IT'S the kind of information black-out normally associated with Cold War spying sagas and other threats to the safety of the nation.
Page after page of official documents scored through with the censor's heavy black marker pen, with nothing - or next to nothing - deemed fit for the public eye.
Such tough action has been demanded by Scottish Parliament bosses to protect sensitive material surrounding a pressing matter facing Holyrood - the problem of pigeons plaguing the new parliament building.
The birds have been causing a nuisance at the 431 million award-winning building since before it opened last year, with pigeon muck and feathers getting through vents into MSPs' offices. But a request under the Freedom of Information Act for documents showing how the parliament had addressed the issue produced 376 pages - most of them blacked out.
And today politicians demanded to know why the apparently innocuous matter of pigeons and their droppings should be surrounded by such secrecy.
The Evening News lodged the request on July 25 and it took the parliament two and a half months to produce the information.
But 149 of the pages are completely blacked out and a further 102 are blacked out except for the heading or sign-off of the document.
There are also many other deletions.
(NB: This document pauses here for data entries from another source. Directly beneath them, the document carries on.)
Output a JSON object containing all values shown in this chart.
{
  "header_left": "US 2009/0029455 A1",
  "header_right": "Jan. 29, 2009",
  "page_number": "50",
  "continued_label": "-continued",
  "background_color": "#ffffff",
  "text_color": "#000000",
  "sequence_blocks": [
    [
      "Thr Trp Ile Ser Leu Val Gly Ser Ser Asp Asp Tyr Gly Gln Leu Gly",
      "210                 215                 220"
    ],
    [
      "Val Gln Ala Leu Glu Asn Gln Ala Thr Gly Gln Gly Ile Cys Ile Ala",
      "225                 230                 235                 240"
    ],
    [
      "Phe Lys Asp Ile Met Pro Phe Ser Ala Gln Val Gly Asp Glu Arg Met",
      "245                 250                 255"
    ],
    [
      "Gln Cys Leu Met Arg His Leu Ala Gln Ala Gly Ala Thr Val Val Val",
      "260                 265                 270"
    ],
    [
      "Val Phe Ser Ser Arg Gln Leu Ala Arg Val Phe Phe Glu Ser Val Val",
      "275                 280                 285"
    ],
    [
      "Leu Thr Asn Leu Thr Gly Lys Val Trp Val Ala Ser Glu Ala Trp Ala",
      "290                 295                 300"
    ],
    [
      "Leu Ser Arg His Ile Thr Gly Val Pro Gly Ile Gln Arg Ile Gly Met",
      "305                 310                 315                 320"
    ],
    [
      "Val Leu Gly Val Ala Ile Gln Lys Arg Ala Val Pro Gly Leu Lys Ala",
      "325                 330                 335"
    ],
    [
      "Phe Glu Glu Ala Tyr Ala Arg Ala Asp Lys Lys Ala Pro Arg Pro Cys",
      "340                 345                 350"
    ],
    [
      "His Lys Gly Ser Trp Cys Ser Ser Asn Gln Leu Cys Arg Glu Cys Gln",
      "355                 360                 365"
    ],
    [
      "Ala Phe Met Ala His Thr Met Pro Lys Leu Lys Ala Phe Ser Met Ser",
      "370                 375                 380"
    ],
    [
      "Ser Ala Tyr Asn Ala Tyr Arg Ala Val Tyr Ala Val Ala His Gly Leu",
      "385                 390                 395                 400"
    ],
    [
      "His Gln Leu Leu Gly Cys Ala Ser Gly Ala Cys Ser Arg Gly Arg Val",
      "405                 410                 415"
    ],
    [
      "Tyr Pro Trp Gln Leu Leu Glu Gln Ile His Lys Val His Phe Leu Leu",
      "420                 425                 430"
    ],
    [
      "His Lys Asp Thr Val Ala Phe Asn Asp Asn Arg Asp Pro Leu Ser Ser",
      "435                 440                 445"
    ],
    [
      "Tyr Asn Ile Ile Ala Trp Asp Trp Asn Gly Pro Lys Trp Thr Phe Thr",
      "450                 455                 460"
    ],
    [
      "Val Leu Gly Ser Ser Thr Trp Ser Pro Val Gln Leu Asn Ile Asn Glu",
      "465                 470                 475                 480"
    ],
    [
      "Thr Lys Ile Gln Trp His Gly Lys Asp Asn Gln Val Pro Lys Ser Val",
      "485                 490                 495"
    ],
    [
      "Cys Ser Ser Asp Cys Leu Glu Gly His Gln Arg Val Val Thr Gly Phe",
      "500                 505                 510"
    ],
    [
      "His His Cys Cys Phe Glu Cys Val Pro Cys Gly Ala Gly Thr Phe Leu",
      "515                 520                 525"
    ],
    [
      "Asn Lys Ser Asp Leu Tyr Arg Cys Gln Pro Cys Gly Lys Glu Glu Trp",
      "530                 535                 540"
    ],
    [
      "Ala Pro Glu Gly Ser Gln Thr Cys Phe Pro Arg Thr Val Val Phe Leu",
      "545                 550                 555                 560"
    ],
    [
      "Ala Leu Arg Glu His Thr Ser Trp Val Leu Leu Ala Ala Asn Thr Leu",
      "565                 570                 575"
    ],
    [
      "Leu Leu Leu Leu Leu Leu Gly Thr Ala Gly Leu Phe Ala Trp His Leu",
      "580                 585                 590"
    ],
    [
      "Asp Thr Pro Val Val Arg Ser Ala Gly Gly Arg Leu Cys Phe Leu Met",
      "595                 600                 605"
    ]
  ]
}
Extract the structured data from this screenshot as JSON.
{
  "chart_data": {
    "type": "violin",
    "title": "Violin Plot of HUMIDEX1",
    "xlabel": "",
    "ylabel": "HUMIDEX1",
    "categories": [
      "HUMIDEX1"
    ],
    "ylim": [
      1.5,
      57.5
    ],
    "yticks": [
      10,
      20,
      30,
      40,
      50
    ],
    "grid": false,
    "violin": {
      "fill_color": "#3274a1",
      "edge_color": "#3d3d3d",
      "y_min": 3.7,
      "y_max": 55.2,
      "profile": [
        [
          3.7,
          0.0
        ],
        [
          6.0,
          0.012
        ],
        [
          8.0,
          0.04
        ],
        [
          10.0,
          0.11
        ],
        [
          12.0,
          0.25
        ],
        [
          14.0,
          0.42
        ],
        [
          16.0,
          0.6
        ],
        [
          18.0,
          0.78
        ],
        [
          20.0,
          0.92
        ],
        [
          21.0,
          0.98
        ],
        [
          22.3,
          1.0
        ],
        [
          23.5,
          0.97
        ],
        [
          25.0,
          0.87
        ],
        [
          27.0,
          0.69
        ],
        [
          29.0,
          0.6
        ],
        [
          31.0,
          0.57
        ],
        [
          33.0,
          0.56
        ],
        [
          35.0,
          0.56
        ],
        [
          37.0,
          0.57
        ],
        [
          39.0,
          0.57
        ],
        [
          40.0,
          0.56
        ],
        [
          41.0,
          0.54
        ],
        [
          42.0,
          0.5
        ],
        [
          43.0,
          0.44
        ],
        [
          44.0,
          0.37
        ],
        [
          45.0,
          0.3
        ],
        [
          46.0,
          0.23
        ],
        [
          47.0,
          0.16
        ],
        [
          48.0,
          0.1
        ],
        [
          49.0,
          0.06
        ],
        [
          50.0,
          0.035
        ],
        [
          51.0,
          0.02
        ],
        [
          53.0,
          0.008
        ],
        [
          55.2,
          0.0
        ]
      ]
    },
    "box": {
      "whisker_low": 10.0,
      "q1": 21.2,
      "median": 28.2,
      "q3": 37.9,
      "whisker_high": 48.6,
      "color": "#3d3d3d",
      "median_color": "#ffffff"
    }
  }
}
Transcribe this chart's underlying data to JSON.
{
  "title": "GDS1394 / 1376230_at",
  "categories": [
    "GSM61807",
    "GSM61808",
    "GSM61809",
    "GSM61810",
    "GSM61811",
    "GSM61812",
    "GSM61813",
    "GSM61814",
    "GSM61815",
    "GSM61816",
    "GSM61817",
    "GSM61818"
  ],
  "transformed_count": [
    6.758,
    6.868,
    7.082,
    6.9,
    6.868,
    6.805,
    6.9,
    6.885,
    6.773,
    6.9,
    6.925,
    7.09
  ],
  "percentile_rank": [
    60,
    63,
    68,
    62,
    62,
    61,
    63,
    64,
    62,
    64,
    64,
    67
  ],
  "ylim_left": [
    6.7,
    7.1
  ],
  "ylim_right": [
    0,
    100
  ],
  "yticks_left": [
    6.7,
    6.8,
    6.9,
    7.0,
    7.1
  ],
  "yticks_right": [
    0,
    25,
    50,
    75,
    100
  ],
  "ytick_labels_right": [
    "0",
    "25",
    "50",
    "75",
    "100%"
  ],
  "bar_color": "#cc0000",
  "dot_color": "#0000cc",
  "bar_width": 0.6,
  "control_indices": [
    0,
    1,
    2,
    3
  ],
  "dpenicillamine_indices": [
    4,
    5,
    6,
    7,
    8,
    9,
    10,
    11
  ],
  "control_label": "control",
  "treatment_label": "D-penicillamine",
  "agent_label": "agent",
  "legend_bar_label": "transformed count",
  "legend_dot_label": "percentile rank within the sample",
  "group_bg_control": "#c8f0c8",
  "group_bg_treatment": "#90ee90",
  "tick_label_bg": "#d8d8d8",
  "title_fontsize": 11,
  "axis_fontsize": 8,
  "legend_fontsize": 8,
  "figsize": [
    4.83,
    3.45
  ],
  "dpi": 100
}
And many of the pages which were not blacked out consisted simply of e-mails trying to arrange for meetings or the delivery of reports.
A covering letter justifies the withholding of the information on grounds it includes "personal information" or that its disclosure would harm commercial interests or would "prejudice the effective conduct of public affairs".
Details which have been deleted from the documents even include the names of MSPs complaining about pigeon muck and feathers in their offices.
One two-page letter was entirely deleted apart from the presiding officer's name at the end, not even saying to whom it was sent.
And a major 50-page report included in the file was completely blacked out, with not even the title of the report left visible. The Evening News has discovered that one of the documents withheld was a letter originally sent to Lothians MSP Margo MacDonald from a bird control company in the United States, suggesting an "electrical bird deterrent system". Heath Waldorf of Bell Bird Control said it involved an invisible strip wired to solar units on the rooftop which delivered a harmless electrical shock to "teach birds not to land there any more".
The letter was withheld by the parliament on the grounds it could "prejudice the effective conduct of public affairs".
Independent Lothians MSP Margo MacDonald joked that the pigeons must have got into parliament officials' office and messed up the files.
She said: "This makes a total mockery of the idea of freedom of information or else there is total cynicism operating among the parliament officials as regards the requirement on them to come clean on everything except matters of national security."
And Liberal Democrat MSP Donald Gorrie branded the parliament's stance "ridiculous".
"It's completely over the top. People will look at this and it's the usual attitude of secrecy which is what freedom of information was meant to change."
A parliament spokesman said: "Certain information has been withheld because it is either commercially confidential, relates to the free and frank exchange of views or is personal information which would be unfair to disclose." A spokeswoman for the Scottish Information Commissioner said they could not comment on the parliament's decision. But she said where parts of a document requested were exempt from release, public authorities were still expected to provide the parts that were not exempt.